### Linear regression for data with multiple features
Linear regression with sklearn on the auto-mpg dataset

***
#### Environment
`conda activate sklearn-env`

***
#### Goals
- Train linear regression with sklearn
- Predict values from test dataset and compare with test labels

***
#### References
https://scikit-learn.org/stable/modules/generated/sklearn.linear_model.LinearRegression.html

#### Basic python imports

In [None]:
import matplotlib.pyplot as plt
import numpy as np
import pandas as pd
import seaborn as sns
import random 


# Make numpy printouts easier to read.
np.set_printoptions(precision=3, suppress=True)

#### Dataset load from CSV located on UCI website.

http://archive.ics.uci.edu/ml/machine-learning-databases/auto-mpg/auto-mpg.data  
If the URL does not work the dataset can be loaded from the data folder `./data/auto-mpg.data`.

In [None]:
url = 'http://archive.ics.uci.edu/ml/machine-learning-databases/auto-mpg/auto-mpg.data'
column_names = ['MPG', 'Cylinders', 'Displacement', 'Horsepower', 'Weight',
                'Acceleration', 'Model Year', 'Origin']

raw_dataset = pd.read_csv(url, names=column_names,
                          na_values='?', comment='\t',
                          sep=' ', skipinitialspace=True)
dataset = raw_dataset.copy()
dataset.tail(2)

#### Data preparation

Split data in `training` and `test` datasets


In [None]:
dataset = dataset.dropna().copy()

train_dataset = dataset.sample(frac=0.8, random_state=0)
test_dataset = dataset.drop(train_dataset.index)
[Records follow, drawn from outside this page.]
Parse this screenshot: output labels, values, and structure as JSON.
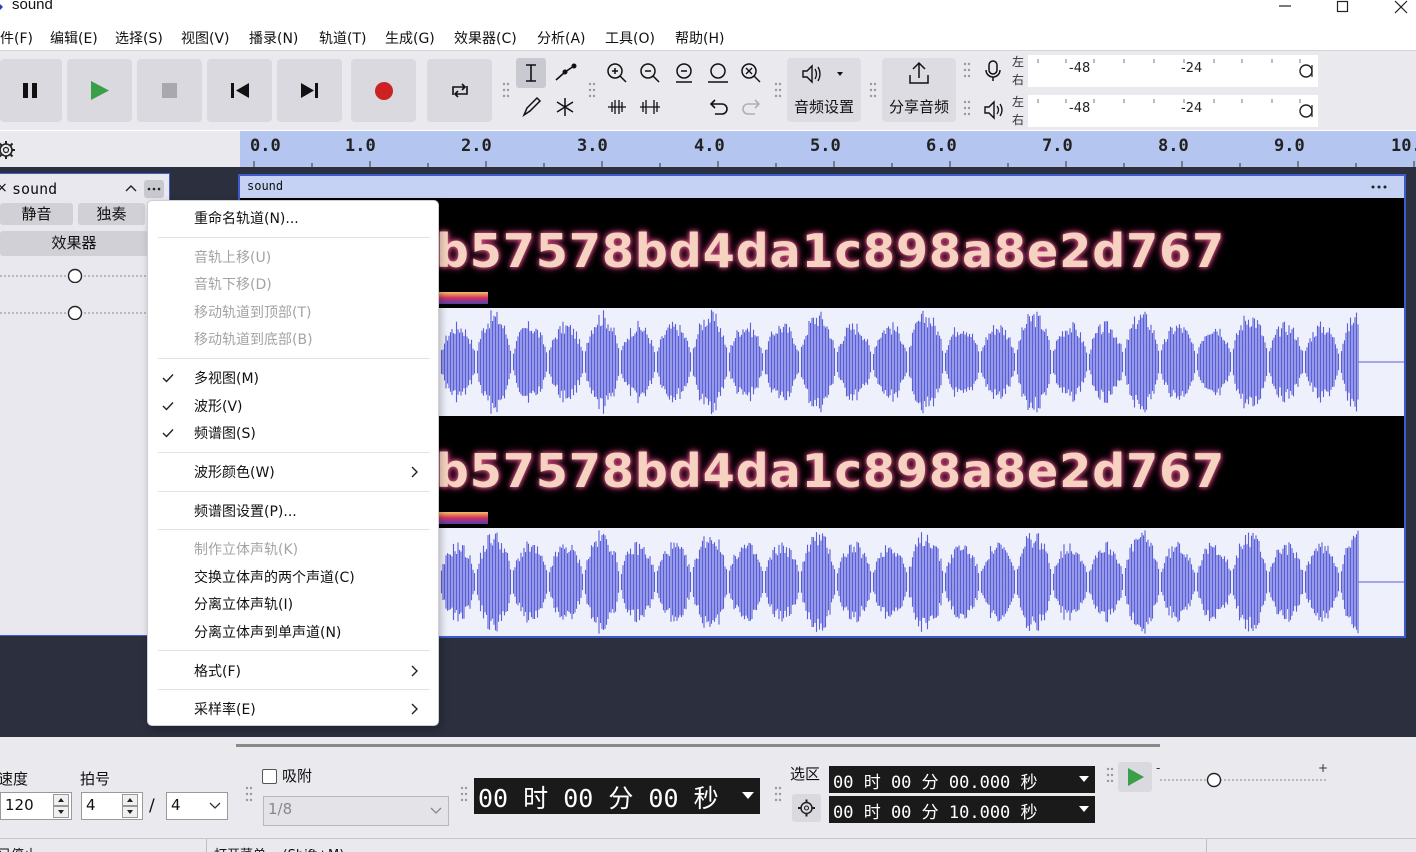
{
  "window": {
    "title": "sound"
  },
  "menu": [
    "件(F)",
    "编辑(E)",
    "选择(S)",
    "视图(V)",
    "播录(N)",
    "轨道(T)",
    "生成(G)",
    "效果器(C)",
    "分析(A)",
    "工具(O)",
    "帮助(H)"
  ],
  "toolbar": {
    "audio_setup_label": "音频设置",
    "share_audio_label": "分享音频",
    "meter_left": "左",
    "meter_right": "右",
    "meter_scale": [
      "-48",
      "-24"
    ]
  },
  "ruler": {
    "ticks": [
      "0.0",
      "1.0",
      "2.0",
      "3.0",
      "4.0",
      "5.0",
      "6.0",
      "7.0",
      "8.0",
      "9.0",
      "10."
    ]
  },
  "track": {
    "name": "sound",
    "mute_label": "静音",
    "solo_label": "独奏",
    "effects_label": "效果器",
    "gain_level": 0.5,
    "pan_level": 0.5
  },
  "clip": {
    "name": "sound",
    "spectrogram_text": "353bb7b57578bd4da1c898a8e2d767"
  },
  "context_menu": {
    "items": [
      {
        "label": "重命名轨道(N)...",
        "enabled": true
      },
      {
        "label": "音轨上移(U)",
        "enabled": false
      },
      {
        "label": "音轨下移(D)",
        "enabled": false
      },
      {
        "label": "移动轨道到顶部(T)",
        "enabled": false
      },
      {
        "label": "移动轨道到底部(B)",
        "enabled": false
      },
      {
        "label": "多视图(M)",
        "enabled": true,
        "checked": true
      },
      {
        "label": "波形(V)",
        "enabled": true,
        "checked": true
      },
      {
        "label": "频谱图(S)",
        "enabled": true,
        "checked": true
      },
      {
        "label": "波形颜色(W)",
        "enabled": true,
        "submenu": true
      },
      {
        "label": "频谱图设置(P)...",
        "enabled": true
      },
      {
        "label": "制作立体声轨(K)",
        "enabled": false
      },
      {
        "label": "交换立体声的两个声道(C)",
        "enabled": true
      },
      {
        "label": "分离立体声轨(I)",
        "enabled": true
      },
      {
        "label": "分离立体声到单声道(N)",
        "enabled": true
      },
      {
        "label": "格式(F)",
        "enabled": true,
        "submenu": true
      },
      {
        "label": "采样率(E)",
        "enabled": true,
        "submenu": true
      }
    ]
  },
  "bottom": {
    "tempo_label": "速度",
    "tempo_value": "120",
    "time_sig_label": "拍号",
    "time_sig_upper": "4",
    "time_sig_lower": "4",
    "snap_label": "吸附",
    "snap_value": "1/8",
    "time_display": "00 时 00 分 00 秒",
    "selection_label": "选区",
    "selection_start": "00 时 00 分 00.000 秒",
    "selection_end": "00 时 00 分 10.000 秒"
  },
  "status": {
    "left_text": "已停止",
    "hint_text": "打开菜单... (Shift+M)"
  },
  "colors": {
    "accent": "#3c5ccc",
    "ruler": "#b4c5f0",
    "waveform": "#5a5ed8",
    "record": "#cc2222",
    "play": "#3aa048"
  }
}
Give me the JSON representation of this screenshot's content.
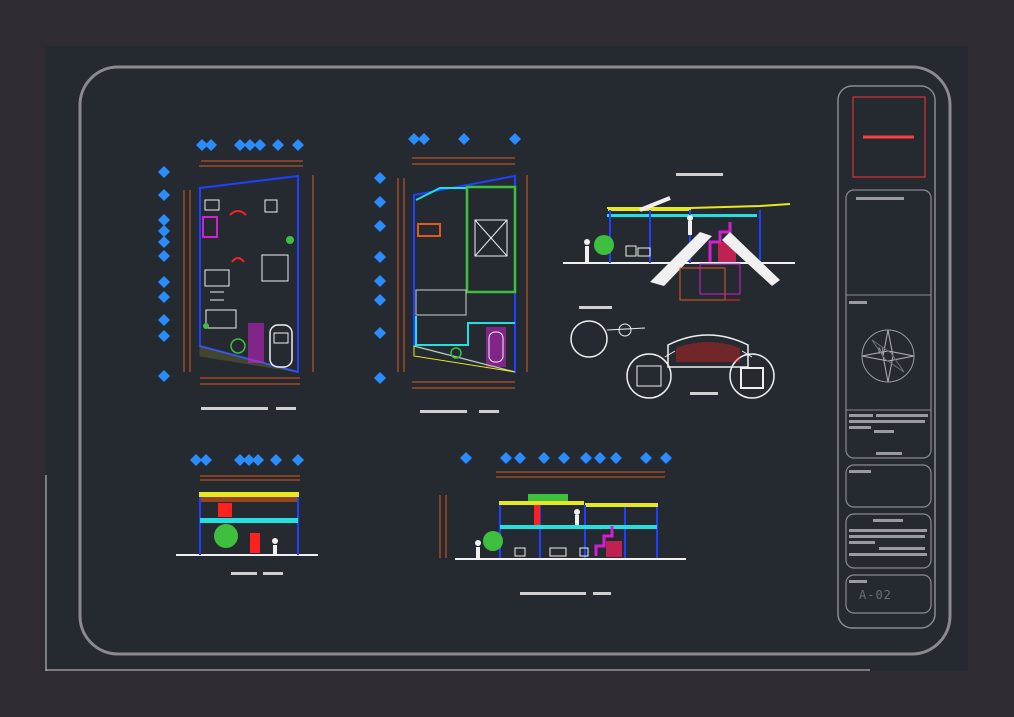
{
  "title_block": {
    "sheet_number": "A-02"
  },
  "colors": {
    "background": "#2e2b33",
    "drawing_area": "#252a31",
    "frame": "#8a8a8f",
    "wall_blue": "#2040ff",
    "dimension_orange": "#e05a1a",
    "cyan": "#22e0e0",
    "green": "#3fbf3f",
    "magenta": "#d020d0",
    "red": "#ff2020",
    "yellow": "#e8e820",
    "white": "#f0f0f0",
    "axis_marker": "#2a8cff"
  },
  "icons": [
    "north-arrow-icon",
    "axis-marker-icon",
    "tree-icon",
    "car-icon",
    "human-figure-icon"
  ]
}
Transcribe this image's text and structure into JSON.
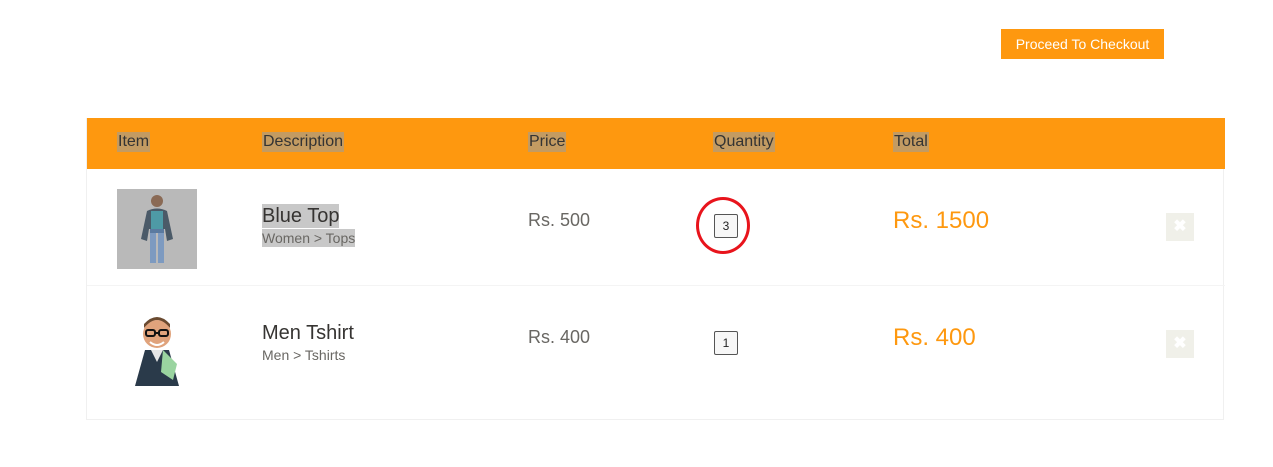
{
  "checkout_button": "Proceed To Checkout",
  "table": {
    "headers": {
      "item": "Item",
      "description": "Description",
      "price": "Price",
      "quantity": "Quantity",
      "total": "Total"
    },
    "rows": [
      {
        "name": "Blue Top",
        "category": "Women > Tops",
        "price": "Rs. 500",
        "quantity": "3",
        "total": "Rs. 1500",
        "delete_icon": "close-icon",
        "image": "product-image-blue-top"
      },
      {
        "name": "Men Tshirt",
        "category": "Men > Tshirts",
        "price": "Rs. 400",
        "quantity": "1",
        "total": "Rs. 400",
        "delete_icon": "close-icon",
        "image": "product-image-men-tshirt"
      }
    ]
  },
  "colors": {
    "accent": "#fe980f",
    "annotation": "#e8141c"
  }
}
train_features = train_dataset.copy()
test_features = test_dataset.copy()

train_labels = train_features.pop('MPG')
test_labels = test_features.pop('MPG')

#### Traing sklean linear regression algorithm (based on training datasets)

In [None]:
from sklearn.linear_model import LinearRegression

linear_regressor = LinearRegression().fit(train_features, train_labels)

#### Predict values from test dataset and compare with test labels

In [None]:
scored_test = linear_regressor.predict(test_features)
test_dataset['Predicted']=scored_test

In [None]:
test_dataset.sample(10)

In [None]:
test_digit = random.randint(1, len(scored_test))
test_dataset.iloc[[test_digit]]